Jessica Pilot’s story and article raise all of these issues, but most people were too busy being titillated or shocked to notice. My hope is that if “respectable” people keep talking and asking questions, this situation will change for the better.
9 comments:
Really great work here, Donna. I love how you weave together the Pilot story, Ho's anthropological work (I've been meaning to read that), an excerpt from your own writing, & your own provocative (in every sense of that word!) insights on it all.
Part I of your essay reminded me of The Mill on the Floss. Part II reminds me of something Gloria Steinem says, that we've mostly managed to de-eroticize rape, but haven't yet succeeded in eroticizing equality. I feel like you are moving that effort forward. Bravo.
Thank you so much for reading and commenting, Naomi. Your opinion means a lot to me! And thank you for that spot-on Gloria Steinem observation that we haven't yet succeeded in eroticizing equality. I'm going to put that on my to-do list for the sake of the kids (and I'm not totally kidding, either!)
I would really recommend Karen Ho's book, especially as she pays particular attention to Princeton students and graduates. Next time you're in the area, I'll lend you my copy :-).
More than an expose of prostitution, Pilot’s article strikes me as warning about the costs of success and the worship of money as well.
Yes.
I have met "powerful" men, that after shaking their hands, I've wanted to take a shower.

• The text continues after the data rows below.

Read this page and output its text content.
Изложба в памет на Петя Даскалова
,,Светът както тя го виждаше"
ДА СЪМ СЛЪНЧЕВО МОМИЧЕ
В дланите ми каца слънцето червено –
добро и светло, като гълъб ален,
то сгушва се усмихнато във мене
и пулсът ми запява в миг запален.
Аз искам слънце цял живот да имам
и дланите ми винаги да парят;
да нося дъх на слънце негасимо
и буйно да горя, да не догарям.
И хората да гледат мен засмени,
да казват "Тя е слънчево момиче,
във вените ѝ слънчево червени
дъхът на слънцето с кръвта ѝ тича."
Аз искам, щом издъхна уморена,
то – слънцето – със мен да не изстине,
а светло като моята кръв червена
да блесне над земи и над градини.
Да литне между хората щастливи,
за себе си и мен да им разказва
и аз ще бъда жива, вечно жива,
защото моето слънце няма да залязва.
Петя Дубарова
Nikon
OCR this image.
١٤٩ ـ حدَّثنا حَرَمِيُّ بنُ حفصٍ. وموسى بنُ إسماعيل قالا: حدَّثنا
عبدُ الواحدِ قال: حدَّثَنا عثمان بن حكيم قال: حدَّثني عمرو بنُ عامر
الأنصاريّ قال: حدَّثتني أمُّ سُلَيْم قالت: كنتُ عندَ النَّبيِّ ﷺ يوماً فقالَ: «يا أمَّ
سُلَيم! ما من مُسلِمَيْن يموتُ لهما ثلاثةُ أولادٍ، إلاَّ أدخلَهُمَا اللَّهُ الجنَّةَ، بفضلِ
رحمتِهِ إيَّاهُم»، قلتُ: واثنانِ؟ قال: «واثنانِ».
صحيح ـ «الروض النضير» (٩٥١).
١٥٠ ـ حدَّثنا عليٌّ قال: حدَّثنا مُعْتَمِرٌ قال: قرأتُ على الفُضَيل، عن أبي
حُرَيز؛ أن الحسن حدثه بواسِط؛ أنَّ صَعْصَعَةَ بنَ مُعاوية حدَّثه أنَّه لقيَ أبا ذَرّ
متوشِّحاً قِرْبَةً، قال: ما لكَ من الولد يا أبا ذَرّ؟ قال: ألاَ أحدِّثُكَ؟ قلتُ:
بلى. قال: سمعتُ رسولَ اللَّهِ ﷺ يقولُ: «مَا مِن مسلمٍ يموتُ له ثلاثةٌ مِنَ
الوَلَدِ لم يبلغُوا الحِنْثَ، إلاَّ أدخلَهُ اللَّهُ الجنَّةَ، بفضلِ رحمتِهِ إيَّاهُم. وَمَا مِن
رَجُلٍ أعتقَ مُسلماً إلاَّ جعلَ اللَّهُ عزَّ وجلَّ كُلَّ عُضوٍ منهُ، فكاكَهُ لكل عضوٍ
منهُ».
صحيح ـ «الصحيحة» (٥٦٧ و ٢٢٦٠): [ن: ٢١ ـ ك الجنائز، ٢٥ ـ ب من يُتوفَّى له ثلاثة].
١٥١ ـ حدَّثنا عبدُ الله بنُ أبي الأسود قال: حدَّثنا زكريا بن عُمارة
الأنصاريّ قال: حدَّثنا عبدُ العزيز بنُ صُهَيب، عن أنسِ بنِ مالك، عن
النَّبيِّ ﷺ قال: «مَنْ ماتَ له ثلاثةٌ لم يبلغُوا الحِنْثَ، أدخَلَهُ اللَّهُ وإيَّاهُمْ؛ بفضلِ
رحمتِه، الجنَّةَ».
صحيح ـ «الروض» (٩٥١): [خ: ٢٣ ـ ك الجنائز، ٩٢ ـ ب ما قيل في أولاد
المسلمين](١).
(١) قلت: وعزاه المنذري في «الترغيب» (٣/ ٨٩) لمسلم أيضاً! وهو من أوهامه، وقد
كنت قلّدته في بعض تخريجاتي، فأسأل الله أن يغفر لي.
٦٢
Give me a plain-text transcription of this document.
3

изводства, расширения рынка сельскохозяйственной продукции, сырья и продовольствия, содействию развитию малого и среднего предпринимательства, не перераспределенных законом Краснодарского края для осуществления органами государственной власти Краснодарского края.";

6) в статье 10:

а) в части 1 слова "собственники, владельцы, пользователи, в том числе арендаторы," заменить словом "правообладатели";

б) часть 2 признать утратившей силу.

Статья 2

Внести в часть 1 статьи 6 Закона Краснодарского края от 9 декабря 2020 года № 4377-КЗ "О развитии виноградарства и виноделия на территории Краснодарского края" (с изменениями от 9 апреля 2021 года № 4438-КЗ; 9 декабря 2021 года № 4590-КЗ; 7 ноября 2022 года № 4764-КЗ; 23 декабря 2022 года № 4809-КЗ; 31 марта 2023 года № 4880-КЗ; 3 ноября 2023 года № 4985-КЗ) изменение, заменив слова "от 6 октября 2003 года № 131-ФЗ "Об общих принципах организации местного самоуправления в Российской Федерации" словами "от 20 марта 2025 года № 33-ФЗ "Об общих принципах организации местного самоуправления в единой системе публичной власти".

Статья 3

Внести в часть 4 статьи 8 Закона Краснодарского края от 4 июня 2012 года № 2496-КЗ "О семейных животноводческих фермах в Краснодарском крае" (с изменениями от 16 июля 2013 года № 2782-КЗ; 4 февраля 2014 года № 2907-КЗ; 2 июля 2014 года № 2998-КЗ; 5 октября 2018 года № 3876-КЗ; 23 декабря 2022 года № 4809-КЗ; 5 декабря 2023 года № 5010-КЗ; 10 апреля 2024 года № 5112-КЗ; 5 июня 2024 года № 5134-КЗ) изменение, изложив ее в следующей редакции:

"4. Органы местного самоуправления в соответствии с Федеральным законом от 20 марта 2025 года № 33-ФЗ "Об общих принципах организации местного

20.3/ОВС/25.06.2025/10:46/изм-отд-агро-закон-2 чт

Freshly showered and minty fresh breath, some of these are filthier than any semen-spewing bill-pasting can be.
It is possible for a person to sell their soul, and many do it. And the truth is, it is rarely about the money. Your point is a good one; it always runs deeper. The money is a salve, or at least meant to be.
It rarely, if ever, works.
Yes, Craig, I know exactly what you mean about the unctuous slime, spiritual bankruptcy is strangely palpable!
Excellent point that it is never really about the money. I don't think it is for the young women Jessica Pilot interviewed either. I really could have gone on and on about the issues hinted at in that article, but there was certainly a profound disappointment with relationships and intimacy on both sides. Not that it's easy, but maybe people expect, especially if they are beautiful women and rich men, that it's supposed to be?
Wonderful, Donna, that was a great read. It is a poignant (and scary) point you make about the souls of the men in charge of the economy. I think the proof is in the pudding, sadly.
Thanks so much for reading, Jo! It really did seem to me everyone was missing the really interesting parts about that article!
Beautiful post, Donna. I'm way behind on blog and online reading, still feeling in the midst of fighting a cold, traveling, and unpacking after moving, but of course I knew I wanted to read these posts of yours as soon as I got a chance. I love this one—it brings up so many profound, and seemingly to me quite salient, considerations about prostitution, economics, society, and gender. Fabulous—thank you so much for sharing.
In fact, I feel like it intrigued me so much that I don't have an "immediate" response to many of the directions you broached—this is an exposition I feel like sitting with for a while.
Thank you, Emerald! It actually took me a while to organize my responses to the Pilot article, so I understand where you're coming from. But careful consideration is a good thing--I look forward to your thoughts :-).
Donna, what a great set of posts! I'll have to read the original article to see what sparked these.